Reflections Of A Former Data Analyst (Part 2) – Changing The Game For Data Plumbing
In my last blog I promised I would report back my experience on using Informatica Data Quality, a software tool that helps automate the hectic, tedious data plumbing task, a task that routinely consumes more than 80% of the analyst time. Today, I am happy to share what I’ve learned in the past couple of months.
But first, let me confess something. The reason it took me so long to get here was that I was dreaded by trying the software. Never a savvy computer programmer, I was convinced that I would not be technical enough to master the tool and it would turn into a lengthy learning experience. The mental barrier dragged me down for a couple of months and I finally bit the bullet and got my hands on the software. I am happy to report that my fear was truly unnecessary – It took me one half day to get a good handle on most features in the Analyst Tool, a component of the Data Quality designed for analyst and business users, then I spent 3 days trying to figure out how to maneuver the Developer Tool, another key piece of the Data Quality offering mostly used by – you guessed it, developers and technical users. I have to admit that I am no master of the Developer Tool after 3 days of wrestling with it, but, I got the basics and more importantly, my hands-on interaction with the entire software helped me understand the logic behind the overall design, and see for myself how analyst and business user can easily collaborate with their IT counterpart within our Data Quality environment.
To break it all down, first comes to Profiling. As analyst we understand too well the importance of profiling as it provides an anatomy of the raw data we collected. In many cases, it is a must have first step in data preparation (especially when our raw data came from different places and can also carry different formats). A heavy user of Excel, I used to rely on all the tricks available in the spreadsheet to gain visibility of my data. I would filter, sort, build pivot table, make charts to learn what’s in my raw data. Depending on how many columns in my data set, it could take hours, sometimes days just to figure out whether the data I received was any good at all, and how good it was.
Switching to the Analyst Tool in Data Quality, learning my raw data becomes a task of a few clicks – maximum 6 if I am picky about how I want it to be done. Basically I load my data, click on a couple of options, and let the software do the rest. A few seconds later I am able to visualize the statistics of the data fields I choose to examine, I can also measure the quality of the raw data by using Scorecard feature in the software. No more fiddling with spreadsheet and staring at busy rows and columns. Take a look at the above screenshots and let me know your preference?
Once I decide that my raw data is adequate enough to use after the profiling, I still need to clean up the nonsense in it before performing any analysis work, otherwise bad things can happen — we call it garbage in garbage out. Again, to clean and standardize my data, Excel came to rescue in the past. I would play with different functions and learn new ones, write macro or simply do it by hand. It was tedious but worked if I worked on static data set. Problem however, was when I needed to incorporate new data sources in a different format, many of the previously built formula would break loose and become inapplicable. I would have to start all over again. Spreadsheet tricks simply don’t scale in those situation.

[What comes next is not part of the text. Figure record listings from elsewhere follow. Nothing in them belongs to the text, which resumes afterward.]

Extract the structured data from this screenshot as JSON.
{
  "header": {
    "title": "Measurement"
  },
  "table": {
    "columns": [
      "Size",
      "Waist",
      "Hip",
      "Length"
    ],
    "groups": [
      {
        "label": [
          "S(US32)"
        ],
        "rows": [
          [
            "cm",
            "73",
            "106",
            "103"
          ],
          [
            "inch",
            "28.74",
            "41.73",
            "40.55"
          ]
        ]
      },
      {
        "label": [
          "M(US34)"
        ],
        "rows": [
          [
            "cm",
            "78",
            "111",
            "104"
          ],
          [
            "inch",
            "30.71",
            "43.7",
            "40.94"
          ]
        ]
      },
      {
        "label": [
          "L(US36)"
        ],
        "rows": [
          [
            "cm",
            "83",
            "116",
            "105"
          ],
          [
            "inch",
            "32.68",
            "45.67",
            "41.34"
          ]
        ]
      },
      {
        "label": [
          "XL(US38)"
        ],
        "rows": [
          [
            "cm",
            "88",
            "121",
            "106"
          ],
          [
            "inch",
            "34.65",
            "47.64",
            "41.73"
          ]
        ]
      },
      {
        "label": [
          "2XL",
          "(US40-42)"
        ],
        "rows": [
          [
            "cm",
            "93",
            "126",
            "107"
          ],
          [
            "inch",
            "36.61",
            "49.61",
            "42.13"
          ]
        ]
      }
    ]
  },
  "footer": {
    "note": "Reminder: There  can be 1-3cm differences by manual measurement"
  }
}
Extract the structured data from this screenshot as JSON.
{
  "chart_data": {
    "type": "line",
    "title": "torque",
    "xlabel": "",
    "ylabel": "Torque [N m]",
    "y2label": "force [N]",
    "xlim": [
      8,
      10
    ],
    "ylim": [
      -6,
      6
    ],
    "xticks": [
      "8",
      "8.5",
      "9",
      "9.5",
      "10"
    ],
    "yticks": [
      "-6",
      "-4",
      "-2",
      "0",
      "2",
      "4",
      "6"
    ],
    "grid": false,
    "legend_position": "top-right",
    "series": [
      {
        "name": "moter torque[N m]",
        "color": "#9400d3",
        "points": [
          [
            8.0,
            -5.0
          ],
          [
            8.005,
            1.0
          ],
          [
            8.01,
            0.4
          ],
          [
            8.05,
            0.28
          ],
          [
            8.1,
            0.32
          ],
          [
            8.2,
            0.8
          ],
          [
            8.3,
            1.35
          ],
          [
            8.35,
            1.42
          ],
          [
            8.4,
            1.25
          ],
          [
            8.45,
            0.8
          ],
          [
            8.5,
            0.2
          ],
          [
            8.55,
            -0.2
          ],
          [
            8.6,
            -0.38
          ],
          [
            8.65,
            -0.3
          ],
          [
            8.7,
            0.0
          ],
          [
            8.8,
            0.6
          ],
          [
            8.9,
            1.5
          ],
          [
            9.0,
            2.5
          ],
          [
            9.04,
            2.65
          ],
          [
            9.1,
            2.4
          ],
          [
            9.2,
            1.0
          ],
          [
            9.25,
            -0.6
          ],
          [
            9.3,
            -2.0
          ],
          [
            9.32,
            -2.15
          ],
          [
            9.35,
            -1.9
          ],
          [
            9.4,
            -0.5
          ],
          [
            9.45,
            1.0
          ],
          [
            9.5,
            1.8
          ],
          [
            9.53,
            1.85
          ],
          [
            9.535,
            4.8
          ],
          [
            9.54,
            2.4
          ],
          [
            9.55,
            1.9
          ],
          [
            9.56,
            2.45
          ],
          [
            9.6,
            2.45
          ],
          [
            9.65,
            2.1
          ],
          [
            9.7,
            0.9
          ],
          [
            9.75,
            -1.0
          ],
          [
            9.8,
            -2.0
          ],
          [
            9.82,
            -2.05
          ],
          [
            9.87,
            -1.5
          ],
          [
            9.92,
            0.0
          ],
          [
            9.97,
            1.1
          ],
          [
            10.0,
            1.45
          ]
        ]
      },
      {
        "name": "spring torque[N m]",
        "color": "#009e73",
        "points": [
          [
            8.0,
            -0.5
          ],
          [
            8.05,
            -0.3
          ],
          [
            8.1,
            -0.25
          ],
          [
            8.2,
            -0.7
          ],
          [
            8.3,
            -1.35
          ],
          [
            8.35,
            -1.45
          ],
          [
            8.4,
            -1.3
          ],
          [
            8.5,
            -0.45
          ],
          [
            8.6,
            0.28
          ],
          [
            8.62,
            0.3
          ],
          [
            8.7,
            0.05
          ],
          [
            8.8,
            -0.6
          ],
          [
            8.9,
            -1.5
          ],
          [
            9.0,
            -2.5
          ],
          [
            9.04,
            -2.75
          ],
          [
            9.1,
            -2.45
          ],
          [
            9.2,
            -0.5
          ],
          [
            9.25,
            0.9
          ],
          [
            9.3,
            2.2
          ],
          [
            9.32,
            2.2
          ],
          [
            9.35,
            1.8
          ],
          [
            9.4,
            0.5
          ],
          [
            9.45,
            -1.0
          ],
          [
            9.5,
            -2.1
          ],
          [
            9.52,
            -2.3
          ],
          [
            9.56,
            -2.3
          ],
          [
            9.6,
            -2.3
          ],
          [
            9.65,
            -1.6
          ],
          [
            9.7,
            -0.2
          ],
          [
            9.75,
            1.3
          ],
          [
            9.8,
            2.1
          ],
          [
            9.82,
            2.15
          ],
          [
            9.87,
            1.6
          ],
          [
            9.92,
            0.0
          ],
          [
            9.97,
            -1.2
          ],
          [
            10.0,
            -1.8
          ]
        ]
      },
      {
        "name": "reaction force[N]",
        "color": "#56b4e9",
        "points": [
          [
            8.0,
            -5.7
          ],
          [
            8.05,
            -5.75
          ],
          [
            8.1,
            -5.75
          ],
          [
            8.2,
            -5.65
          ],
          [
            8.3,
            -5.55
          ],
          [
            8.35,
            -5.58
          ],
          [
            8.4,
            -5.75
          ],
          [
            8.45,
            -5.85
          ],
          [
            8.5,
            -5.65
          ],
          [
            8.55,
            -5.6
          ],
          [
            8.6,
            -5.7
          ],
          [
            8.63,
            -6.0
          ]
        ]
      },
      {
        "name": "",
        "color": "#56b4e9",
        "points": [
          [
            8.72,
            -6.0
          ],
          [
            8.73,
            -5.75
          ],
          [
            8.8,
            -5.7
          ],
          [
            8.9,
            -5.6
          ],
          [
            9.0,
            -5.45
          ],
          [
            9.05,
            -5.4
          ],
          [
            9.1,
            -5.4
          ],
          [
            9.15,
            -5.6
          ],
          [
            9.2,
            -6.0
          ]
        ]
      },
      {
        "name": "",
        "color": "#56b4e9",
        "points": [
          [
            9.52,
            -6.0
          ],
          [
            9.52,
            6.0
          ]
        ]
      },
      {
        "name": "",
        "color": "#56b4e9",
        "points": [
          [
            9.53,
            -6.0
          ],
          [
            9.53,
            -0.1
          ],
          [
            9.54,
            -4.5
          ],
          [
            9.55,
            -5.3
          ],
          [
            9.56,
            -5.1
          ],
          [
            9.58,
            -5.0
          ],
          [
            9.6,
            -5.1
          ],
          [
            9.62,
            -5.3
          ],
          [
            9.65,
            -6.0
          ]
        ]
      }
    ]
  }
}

With Data Quality Analyst Tool, I can use the Rule Builder to create a set of logical rules in hierarchical manner based on my objectives, and test those rules to see the immediate results. The nice thing is, those rules are not subject to data format, location, or size, so I can reuse them when the new data comes in. Profiling can be done at any time so I can re-examine my data after applying the rules, as many times as I like. Once I am satisfied with the rules, they will be passed on to my peers in IT so they can create executable rules based on the logic I create and run them automatically in production. No more worrying about the difference in format, volume or other discrepancies in the data sets, all the complexity is taken care of by the software, and all I need to do is to build meaningful rules to transform the data to the appropriate condition so I can have good quality data to work with for my analysis. Best part? I can do all of the above without hassling my IT – feeling empowered is awesome!
Use the right tool for the right job will improve our results, save us time, and make our jobs much more enjoyable. For me, no more Excel for data cleansing after trying our Data Quality software, because now I can get a more done in less time, and I am no longer stressed out by the lengthy process.
I encourage my analyst friends to try Informatica Data Quality, or at least the Analyst Tool in it. If you are like me, feeling weary about the steep learning curve then fear no more. Besides, if Data Quality can cut down your data cleansing time by half (mind you our customers have reported higher numbers), how many more predictive models you can build, how much you will learn, and how much faster you can build your reports in Tableau, with more confidence?